I need to access an excel spreadsheet and insert the data from the spreadsheet into a SQL Database. However the Primary Keys are mixed, most are numeric and some are alpha-n
For VISTA compatibility you can use EXCEL 12.0 driver in connection string. This should resolve your issue. It did mine.
hi all this code is gets alphanumeric values also
using System.Data.OleDb;
string ConnectionString = @"Provider=Microsoft.Jet.OLEDB.4.0;" + "Data Source=" + filepath + ";" + "Extended Properties="+(char)34+"Excel 8.0;IMEX=1;"+(char)34;
string CommandText = "select * from [Sheet1$]";
OleDbConnection myConnection = new OleDbConnection(ConnectionString);
myConnection.Open();
OleDbDataAdapter myAdapter = new OleDbDataAdapter(CommandText, myConnection);
ds = null;
ds = new DataSet();
myAdapter.Fill(ds);
The Excel data source picks a column type for the entire column. If one of the cells doesn't match that type exactly, it leaves blanks like that. We had issues where our typist entered a " 8" (a space before the number, so Excel converted it to a string for that cell) in a numeric column. It would make sense to me that it would try the .Net Parse methods as they are more robust, but I guess that's not how the Excel driver works.
Our fix, since we were using database import services, was to log all the rows that 'failed' this way.

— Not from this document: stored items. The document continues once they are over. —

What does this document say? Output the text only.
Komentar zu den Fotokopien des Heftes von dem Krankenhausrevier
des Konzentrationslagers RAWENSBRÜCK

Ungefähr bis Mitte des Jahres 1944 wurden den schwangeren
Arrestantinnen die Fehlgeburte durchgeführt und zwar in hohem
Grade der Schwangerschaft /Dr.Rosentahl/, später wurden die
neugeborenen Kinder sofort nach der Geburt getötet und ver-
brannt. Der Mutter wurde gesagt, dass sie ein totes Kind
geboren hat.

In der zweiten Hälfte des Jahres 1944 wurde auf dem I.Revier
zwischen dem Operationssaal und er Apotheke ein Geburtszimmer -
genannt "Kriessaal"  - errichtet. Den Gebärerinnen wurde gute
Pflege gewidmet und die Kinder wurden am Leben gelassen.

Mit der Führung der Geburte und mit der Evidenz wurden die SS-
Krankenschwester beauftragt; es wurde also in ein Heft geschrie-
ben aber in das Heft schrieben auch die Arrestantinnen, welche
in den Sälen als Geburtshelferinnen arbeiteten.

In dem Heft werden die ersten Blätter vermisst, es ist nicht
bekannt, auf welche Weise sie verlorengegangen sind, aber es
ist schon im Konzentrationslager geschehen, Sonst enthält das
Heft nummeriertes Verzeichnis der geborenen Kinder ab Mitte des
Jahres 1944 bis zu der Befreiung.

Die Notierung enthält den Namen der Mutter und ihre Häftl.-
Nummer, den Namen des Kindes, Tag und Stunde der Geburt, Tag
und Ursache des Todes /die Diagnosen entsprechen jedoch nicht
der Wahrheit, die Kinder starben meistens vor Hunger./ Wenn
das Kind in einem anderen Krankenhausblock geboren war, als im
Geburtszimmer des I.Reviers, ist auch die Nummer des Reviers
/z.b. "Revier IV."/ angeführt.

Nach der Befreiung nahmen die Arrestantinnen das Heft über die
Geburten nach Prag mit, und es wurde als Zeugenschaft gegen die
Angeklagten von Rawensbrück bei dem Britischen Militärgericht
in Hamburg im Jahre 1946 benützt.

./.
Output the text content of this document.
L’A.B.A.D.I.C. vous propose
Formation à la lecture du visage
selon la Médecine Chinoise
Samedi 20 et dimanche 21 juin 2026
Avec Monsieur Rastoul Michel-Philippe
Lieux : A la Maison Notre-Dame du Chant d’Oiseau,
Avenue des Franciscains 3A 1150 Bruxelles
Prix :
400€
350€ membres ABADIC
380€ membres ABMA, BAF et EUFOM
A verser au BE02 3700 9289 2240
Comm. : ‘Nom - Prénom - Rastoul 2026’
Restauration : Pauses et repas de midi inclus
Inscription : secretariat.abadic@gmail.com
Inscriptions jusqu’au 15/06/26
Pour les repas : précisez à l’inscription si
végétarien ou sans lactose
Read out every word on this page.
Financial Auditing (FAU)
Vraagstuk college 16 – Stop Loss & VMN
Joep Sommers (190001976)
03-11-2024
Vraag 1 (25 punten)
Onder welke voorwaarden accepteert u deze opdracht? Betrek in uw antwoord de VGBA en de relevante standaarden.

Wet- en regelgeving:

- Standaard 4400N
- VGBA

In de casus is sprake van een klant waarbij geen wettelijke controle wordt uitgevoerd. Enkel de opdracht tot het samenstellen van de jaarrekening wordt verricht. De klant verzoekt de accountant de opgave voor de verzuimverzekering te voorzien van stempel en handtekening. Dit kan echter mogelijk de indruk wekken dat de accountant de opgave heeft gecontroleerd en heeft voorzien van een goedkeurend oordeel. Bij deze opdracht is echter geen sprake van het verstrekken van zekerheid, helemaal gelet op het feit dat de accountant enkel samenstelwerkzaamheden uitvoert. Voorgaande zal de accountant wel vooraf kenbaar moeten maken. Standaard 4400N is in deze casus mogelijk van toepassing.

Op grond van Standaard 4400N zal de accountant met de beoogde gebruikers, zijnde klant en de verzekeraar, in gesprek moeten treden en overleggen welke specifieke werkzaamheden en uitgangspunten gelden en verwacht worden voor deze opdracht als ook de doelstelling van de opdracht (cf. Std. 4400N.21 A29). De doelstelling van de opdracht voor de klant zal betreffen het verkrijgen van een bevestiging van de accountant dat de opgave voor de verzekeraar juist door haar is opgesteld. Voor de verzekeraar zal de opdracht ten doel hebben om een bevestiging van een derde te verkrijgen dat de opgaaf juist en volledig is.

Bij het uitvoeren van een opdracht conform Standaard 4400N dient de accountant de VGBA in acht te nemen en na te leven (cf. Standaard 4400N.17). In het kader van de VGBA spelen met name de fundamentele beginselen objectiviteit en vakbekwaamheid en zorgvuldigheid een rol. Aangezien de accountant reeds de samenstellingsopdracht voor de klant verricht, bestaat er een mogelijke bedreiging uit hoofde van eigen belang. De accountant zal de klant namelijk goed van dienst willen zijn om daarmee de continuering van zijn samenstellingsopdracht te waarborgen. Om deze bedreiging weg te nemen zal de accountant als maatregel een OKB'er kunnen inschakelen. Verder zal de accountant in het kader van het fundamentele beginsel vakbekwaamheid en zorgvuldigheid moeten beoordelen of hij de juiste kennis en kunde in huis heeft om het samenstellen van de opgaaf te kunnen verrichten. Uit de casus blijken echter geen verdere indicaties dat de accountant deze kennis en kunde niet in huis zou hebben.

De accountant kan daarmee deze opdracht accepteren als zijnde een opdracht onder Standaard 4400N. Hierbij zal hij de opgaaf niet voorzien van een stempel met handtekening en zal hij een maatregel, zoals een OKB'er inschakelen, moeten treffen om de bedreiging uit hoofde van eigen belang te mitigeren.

Then, we went back to the XLS document and re-typed those cells, to ensure the underlying type was correct. (We found just deleting the space didn't fix it--we had to Clear the whole cell first, than re-type the '8'.) Feels hacky and isn't elagent, but that was the best method we found. If the Excel driver can't read it in correctly by itself, there's nothing you can do to get that data out of there once you're in .Net.
Just another case where Office hides the important details from users in the name of simplicity, and therefore making it more difficult when you have to be exact for power uses.
The {} means this is some sort of empty object and not a string. When you hover over the object you should be able to see its type. Likewise, when you use quickwatch to view dr["..."] you should see the object type. What type is the object you receive?